Baoxiong Jia,Yixin Chen,Huangyue Yu,Yan Wang,Xuesong Niu,Tengyu Liu,Qing Li,Siyuan Huang
2024-09-24
Abstract:3D vision-language grounding, which focuses on aligning language with the 3D physical environment, stands as a cornerstone in the development of embodied agents. In comparison to recent advancements in the 2D domain, grounding language in 3D scenes faces several significant challenges: (i) the inherent complexity of 3D scenes due to the diverse object configurations, their rich attributes, and intricate relationships; (ii) the scarcity of paired 3D vision-language data to support grounded learning; and (iii) the absence of a unified learning framework to distill knowledge from grounded 3D data. In this work, we aim to address these three major challenges in 3D vision-language by examining the potential of systematically upscaling 3D vision-language learning in indoor environments. We introduce the first million-scale 3D vision-language dataset, SceneVerse, encompassing about 68K 3D indoor scenes and comprising 2.5M vision-language pairs derived from both human annotations and our scalable scene-graph-based generation approach. We demonstrate that this scaling allows for a unified pre-training framework, Grounded Pre-training for Scenes (GPS), for 3D vision-language learning. Through extensive experiments, we showcase the effectiveness of GPS by achieving state-of-the-art performance on all existing 3D visual grounding benchmarks. The vast potential of SceneVerse and GPS is unveiled through zero-shot transfer experiments in the challenging 3D vision-language tasks.

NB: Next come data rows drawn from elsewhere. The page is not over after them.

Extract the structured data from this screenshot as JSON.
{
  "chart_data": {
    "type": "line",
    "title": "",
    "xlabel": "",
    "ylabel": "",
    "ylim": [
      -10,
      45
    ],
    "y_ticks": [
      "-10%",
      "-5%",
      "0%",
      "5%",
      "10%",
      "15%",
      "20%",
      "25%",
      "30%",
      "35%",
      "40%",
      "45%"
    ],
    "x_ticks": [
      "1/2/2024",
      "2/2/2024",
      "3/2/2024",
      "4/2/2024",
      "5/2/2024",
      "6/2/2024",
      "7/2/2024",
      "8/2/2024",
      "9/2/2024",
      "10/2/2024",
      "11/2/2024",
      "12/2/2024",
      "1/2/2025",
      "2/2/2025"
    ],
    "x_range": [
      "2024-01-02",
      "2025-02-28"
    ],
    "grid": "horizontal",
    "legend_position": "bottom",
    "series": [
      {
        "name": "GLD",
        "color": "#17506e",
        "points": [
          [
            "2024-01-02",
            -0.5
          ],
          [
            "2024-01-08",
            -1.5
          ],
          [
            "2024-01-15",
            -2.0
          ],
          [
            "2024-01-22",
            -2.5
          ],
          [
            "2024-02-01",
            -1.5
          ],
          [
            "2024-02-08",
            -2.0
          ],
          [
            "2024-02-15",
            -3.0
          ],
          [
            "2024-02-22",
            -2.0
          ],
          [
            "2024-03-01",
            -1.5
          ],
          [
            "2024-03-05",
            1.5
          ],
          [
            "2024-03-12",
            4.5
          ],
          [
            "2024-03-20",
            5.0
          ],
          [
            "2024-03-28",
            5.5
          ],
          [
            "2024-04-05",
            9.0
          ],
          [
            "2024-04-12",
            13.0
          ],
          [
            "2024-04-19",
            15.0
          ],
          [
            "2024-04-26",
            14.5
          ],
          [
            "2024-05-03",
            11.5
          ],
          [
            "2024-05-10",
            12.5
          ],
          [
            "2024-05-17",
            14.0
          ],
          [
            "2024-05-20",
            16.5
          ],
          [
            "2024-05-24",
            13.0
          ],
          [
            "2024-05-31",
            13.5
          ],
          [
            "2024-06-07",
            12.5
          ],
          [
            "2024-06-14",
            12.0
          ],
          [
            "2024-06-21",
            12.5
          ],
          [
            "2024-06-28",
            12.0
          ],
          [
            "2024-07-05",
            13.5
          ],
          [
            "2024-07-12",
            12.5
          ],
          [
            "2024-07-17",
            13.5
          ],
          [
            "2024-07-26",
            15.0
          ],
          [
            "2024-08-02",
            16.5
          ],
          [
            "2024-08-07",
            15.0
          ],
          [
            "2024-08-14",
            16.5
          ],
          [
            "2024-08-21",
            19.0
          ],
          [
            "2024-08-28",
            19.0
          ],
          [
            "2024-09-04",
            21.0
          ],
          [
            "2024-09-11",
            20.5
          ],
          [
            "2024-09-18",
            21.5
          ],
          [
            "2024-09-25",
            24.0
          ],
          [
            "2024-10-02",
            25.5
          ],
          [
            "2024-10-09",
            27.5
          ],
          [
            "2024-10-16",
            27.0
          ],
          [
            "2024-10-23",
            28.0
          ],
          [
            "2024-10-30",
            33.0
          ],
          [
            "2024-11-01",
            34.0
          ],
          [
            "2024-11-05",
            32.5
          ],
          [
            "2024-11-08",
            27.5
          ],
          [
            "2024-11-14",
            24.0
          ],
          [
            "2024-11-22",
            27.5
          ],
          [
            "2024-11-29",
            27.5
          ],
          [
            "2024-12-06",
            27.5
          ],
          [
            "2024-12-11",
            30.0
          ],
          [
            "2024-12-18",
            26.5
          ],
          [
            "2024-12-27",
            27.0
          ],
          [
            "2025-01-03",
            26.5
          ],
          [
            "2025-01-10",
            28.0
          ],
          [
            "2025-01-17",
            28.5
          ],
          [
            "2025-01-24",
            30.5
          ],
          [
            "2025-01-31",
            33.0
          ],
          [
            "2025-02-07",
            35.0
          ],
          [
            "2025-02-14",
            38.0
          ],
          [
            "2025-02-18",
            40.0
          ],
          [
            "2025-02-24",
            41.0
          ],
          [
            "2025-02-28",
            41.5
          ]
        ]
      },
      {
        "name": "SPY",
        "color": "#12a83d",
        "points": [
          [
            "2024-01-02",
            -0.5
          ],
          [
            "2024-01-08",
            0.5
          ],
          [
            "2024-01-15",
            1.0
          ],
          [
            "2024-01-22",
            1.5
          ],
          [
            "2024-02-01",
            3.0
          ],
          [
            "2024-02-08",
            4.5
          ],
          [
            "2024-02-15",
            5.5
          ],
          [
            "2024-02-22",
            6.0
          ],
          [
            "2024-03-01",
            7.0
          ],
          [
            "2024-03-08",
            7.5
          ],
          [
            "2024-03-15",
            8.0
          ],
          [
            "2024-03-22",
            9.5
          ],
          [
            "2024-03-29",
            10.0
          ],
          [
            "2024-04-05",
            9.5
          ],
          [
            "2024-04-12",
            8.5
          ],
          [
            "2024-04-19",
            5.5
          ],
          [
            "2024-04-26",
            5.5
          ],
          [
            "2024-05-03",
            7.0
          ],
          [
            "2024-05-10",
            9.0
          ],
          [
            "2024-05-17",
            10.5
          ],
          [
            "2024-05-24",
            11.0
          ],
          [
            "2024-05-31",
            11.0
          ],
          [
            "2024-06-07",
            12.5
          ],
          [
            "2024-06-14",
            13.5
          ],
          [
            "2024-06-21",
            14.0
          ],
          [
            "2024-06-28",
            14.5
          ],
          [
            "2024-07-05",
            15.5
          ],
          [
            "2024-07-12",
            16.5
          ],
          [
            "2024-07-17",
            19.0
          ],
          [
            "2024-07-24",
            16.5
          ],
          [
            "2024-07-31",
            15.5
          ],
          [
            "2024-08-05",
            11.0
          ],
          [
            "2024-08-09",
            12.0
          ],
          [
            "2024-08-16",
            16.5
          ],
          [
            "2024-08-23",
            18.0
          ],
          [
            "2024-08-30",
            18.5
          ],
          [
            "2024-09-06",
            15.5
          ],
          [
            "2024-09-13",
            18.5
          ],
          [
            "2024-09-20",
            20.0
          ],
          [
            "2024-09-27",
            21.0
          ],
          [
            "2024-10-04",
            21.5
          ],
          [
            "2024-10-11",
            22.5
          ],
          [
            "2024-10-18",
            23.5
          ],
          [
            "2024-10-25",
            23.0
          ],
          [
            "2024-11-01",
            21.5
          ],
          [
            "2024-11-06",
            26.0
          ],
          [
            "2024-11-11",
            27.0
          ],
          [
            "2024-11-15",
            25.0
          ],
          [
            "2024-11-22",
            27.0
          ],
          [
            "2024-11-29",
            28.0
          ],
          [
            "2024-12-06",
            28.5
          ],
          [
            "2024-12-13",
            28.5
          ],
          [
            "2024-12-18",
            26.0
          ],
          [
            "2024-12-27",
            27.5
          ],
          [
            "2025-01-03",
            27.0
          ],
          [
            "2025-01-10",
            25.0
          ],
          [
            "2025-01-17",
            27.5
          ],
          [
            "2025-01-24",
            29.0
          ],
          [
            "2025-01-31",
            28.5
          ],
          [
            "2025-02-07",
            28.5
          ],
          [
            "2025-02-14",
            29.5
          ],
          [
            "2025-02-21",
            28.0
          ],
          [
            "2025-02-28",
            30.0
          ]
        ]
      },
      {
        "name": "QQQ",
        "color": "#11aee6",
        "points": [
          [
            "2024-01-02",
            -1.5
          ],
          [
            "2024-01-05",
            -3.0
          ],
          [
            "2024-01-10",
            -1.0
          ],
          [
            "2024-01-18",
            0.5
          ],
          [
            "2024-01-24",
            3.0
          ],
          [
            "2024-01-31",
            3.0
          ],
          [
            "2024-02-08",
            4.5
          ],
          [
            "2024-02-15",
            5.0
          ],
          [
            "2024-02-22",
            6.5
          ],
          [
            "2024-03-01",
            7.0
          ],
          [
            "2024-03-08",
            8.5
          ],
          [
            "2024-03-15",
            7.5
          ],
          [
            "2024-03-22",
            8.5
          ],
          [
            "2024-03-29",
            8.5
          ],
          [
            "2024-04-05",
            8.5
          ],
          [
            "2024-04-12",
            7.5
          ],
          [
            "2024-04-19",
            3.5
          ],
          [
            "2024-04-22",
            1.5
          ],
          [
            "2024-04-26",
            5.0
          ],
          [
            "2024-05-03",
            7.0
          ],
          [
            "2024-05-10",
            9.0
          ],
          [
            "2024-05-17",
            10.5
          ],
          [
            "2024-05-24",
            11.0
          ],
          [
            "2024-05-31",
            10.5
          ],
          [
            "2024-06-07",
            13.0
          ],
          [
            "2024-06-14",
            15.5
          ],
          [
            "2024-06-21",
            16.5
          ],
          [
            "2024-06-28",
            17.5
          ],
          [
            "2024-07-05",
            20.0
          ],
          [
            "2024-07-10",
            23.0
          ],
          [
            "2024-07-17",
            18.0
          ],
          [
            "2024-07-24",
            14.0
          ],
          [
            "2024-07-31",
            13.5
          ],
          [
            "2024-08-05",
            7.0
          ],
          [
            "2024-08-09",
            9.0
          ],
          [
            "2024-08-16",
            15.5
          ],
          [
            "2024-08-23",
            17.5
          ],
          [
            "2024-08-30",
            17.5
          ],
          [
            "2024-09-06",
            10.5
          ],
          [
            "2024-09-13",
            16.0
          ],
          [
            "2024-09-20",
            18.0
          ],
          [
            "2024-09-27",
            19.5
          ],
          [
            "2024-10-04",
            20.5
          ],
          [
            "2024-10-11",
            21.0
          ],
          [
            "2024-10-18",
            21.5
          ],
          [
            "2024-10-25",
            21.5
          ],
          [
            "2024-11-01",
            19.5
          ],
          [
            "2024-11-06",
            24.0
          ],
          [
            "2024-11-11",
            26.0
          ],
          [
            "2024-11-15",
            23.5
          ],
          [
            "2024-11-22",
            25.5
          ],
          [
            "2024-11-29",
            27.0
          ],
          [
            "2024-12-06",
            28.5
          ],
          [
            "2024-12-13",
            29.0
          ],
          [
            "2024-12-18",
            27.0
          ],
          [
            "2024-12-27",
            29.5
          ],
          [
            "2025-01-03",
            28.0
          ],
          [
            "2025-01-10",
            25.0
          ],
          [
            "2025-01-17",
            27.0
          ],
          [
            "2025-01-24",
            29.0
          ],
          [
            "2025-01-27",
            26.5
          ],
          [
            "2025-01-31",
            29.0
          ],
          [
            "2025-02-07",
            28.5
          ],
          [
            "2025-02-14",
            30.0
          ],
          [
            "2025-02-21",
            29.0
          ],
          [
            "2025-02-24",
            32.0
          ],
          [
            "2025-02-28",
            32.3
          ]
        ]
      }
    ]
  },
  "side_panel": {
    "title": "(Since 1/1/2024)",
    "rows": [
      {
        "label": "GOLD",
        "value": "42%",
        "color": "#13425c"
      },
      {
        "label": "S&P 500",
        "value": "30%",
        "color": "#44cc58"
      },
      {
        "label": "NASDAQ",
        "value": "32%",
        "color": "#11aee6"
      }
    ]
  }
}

Project website: <a class="link-external link-https" href="https://scene-verse.github.io" rel="external noopener nofollow">this https URL</a>.
Computer Vision and Pattern Recognition,Artificial Intelligence,Computation and Language,Machine Learning,Robotics
What problem does this paper attempt to address?
The paper aims to address two major challenges in the field of 3D Vision-Language (3D-VL): 1. **Data Scarcity**: Compared to the 2D domain, the scale of datasets for 3D scenes is smaller, especially in terms of complex object configurations, rich attributes, and intricate relationships. There is a lack of sufficient paired 3D vision-language data to support grounded learning in 3D scenes. 2. **Lack of a Unified Learning Framework**: Currently, there is no unified learning framework to distill knowledge from grounded 3D data. To tackle these issues, the paper proposes SceneVerse—the first million-scale 3D vision-language dataset, containing 68,000 indoor scenes and 2.5 million vision-language pairs. Additionally, the paper introduces a unified pre-training framework called GPS (Grounded Pre-training for Scenes) for 3D vision-language learning, and demonstrates its state-of-the-art performance on existing 3D vision grounding and question-answering benchmarks through extensive experiments. Furthermore, the paper shows that the data augmentation effect is not limited to GPS but is also beneficial in other tasks such as 3D semantic segmentation.